Lockdown Retail Therapy: What Useless Item Can You Buy Today?
Dealing with depression and boredom, many are seeking solace in mindless shopping
Our heads, right now, are a bit like a drawer that needs tidying up desperately. There are degrees of messiness in our madhouse. I have been on an overdose of Downton Abbey, so mine, with due apologies to all upper-class, anal-retentive, pursed-lipped Brits, is quite alright, thank you. But there are certain others, who shall not be named, who need an urgent deep cleaning from Urban Clap. I am going to start a petition asking for Head Clean Ups to be included in their emergency services.
The He Who Shall Not Be Named is a compulsive shopper at all times. Post lockdown, he has discovered the joys of domesticity and been distractedly buying random and perfectly useless things, on a daily basis, to keep himself from running out into the streets kicking and screaming.
I thought retail therapy was a cliché, but apparently not. He has piled up many bottles of Dettol Liquid Soap and Lyzol, those being the only items available everywhere while shopping online. He has bought us an Instant Cooker, which is on its way, for which I am seriously grateful. But he can also write a book on My Experiments With Vile (Non-Alcoholic) Drinks, and a mini-dissertation on what happens when aloe vera is mixed with berries. Even though the results are frightening, this seems to be a very lucrative line of business online. To be fair, he has got me some yeast after I repeatedly mentioned it, three days in a row, when asked if I needed anything. And then got all-round applause by getting himself a pair of orthopaedic flip-flops from the pharmacy. Not because he needed one, but because he found it at a medical store!
But it first struck me he had lost it, when I looked at the shopping bag that arrived this afternoon. Along with the usual sugary drinks and chocolates (there was a bar of white chocolate, which I frankly think is an abominable deal-breaker), I found a pack of playing cards. The playing cards are made of 100 per cent plastic, which I suppose is better than 90 per cent, and is manufactured by Millionaire Entertainment Pvt Ltd, from Delhi’s Ashok Vihar. It was clearly listed as an emergency item online by using some Dilliwala influence. However, looking from where I am, it signals an emergency of a different kind.
The ease of online shopping has made it easier than ever before to splurge money on needless things. (Representative illustration: Pexels)
“You got a pack of playing cards?” I ask him.
“Yes,” he responds calmly, bearing the impression of a perfectly stable man.
“As one does,” I said snarkily. “But why?”
None of us plays cards. Not even before Diwali. I wanted to say.
“Because it was there,” he said distractedly, asking me to pass the dal.
Turning to the son, also at the lunch table, I ask him icily if he would like to start playing cards.
“I have given up playing cards, Ma,” he says.
“What? When did you learn to play cards?”
“I did, poker, blackjack and what have you, but I gave up after having lost a lot of money,” he says sombrely.
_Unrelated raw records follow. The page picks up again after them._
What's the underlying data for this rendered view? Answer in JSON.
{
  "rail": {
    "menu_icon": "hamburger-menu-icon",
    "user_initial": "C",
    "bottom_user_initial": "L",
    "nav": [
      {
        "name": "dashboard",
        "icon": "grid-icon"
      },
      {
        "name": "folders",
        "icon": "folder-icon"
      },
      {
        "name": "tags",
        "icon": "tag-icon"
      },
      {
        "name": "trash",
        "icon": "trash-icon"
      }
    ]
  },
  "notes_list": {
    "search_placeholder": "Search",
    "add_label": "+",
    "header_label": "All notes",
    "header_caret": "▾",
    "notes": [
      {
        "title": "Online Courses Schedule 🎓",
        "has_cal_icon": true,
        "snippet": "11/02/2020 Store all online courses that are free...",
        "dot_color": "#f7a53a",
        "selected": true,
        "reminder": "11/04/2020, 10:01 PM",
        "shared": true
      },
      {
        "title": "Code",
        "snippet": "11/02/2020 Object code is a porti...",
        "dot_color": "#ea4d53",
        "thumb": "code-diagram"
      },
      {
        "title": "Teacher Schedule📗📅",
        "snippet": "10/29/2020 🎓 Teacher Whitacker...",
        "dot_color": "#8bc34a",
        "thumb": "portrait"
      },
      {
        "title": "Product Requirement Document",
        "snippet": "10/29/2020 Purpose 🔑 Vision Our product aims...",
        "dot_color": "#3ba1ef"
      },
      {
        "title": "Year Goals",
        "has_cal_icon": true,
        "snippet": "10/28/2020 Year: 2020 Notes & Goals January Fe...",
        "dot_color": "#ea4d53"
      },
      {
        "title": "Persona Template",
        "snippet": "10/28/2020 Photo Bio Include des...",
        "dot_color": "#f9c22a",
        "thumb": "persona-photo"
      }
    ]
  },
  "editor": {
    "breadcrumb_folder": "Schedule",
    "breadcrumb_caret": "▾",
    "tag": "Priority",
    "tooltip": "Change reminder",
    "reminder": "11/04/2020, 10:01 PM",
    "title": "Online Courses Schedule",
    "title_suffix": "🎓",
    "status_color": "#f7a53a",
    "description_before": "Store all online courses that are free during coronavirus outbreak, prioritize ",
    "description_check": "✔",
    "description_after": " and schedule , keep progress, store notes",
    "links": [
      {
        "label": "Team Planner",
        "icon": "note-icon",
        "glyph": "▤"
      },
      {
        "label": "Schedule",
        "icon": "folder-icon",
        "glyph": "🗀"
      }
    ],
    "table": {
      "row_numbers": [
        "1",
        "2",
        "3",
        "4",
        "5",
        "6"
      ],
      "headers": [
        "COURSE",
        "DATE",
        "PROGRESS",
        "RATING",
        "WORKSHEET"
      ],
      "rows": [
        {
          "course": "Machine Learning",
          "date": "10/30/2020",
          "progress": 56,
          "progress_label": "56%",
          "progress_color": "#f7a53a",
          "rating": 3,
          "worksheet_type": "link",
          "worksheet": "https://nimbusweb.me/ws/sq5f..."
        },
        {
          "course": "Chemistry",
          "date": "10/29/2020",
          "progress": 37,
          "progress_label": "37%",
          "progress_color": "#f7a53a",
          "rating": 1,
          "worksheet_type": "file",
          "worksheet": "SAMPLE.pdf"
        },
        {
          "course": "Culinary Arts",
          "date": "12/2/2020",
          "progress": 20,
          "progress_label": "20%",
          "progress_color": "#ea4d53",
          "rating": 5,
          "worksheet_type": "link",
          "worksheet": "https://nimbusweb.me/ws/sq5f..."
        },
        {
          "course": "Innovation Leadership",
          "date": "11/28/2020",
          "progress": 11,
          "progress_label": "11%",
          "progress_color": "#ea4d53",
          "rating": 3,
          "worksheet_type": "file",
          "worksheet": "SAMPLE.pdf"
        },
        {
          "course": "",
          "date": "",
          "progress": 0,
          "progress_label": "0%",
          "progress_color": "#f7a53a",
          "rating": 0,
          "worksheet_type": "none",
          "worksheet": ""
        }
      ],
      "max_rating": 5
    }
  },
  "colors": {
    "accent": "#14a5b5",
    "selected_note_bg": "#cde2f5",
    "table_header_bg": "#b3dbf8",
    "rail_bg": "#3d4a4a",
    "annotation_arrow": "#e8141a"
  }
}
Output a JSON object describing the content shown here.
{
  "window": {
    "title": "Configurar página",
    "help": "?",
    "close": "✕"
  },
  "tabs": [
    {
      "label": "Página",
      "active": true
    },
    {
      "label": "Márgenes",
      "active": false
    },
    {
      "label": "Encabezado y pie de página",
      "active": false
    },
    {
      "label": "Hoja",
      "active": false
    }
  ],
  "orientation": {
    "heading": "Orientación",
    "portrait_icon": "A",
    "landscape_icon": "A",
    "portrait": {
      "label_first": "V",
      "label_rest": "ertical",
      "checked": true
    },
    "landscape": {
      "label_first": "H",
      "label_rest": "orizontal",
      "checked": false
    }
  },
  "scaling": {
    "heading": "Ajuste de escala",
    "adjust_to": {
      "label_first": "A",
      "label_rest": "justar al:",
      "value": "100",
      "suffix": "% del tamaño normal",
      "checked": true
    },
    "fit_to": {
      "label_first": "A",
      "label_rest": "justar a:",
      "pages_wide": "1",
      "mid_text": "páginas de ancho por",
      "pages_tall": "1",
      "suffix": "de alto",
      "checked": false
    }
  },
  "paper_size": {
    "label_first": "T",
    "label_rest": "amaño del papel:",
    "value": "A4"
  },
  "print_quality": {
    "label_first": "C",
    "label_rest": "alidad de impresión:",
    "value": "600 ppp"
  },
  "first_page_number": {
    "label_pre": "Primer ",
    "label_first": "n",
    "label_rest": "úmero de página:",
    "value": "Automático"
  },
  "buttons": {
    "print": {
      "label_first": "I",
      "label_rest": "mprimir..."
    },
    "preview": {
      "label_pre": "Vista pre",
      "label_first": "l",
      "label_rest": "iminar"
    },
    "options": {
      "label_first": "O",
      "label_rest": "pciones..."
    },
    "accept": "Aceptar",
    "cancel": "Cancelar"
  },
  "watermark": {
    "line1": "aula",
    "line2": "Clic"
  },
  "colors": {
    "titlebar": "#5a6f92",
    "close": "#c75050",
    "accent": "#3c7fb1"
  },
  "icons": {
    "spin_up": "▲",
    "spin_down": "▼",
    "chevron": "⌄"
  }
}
I had a heart attack, brain stroke and epilepsy on the spot. My teenager’s turned out to be a notorious gambler. What a way to find out.
The son, trained by years of observing thunderstorms brewing on my face, knew within seconds he had to explain himself.
“I said ‘fake’ money Ma!” he tried to reassure us. He protested that he had said it was online, not real, virtual, involved no actual transaction, etcetera, etcetera. But, it was me who chose to ignore it.
By now my Maggie Smith composure is shattered. I get up, pick up some lemon-scented wet wipes that have also arrived with the bag of useless retail and leave the table.
In my room, I desperately scroll through Urban Clap. Deep-cleaning for bathroom, kitchen, sofa yes, but no Emergency Head Clean Up yet. I guess we’ll have to wait, then.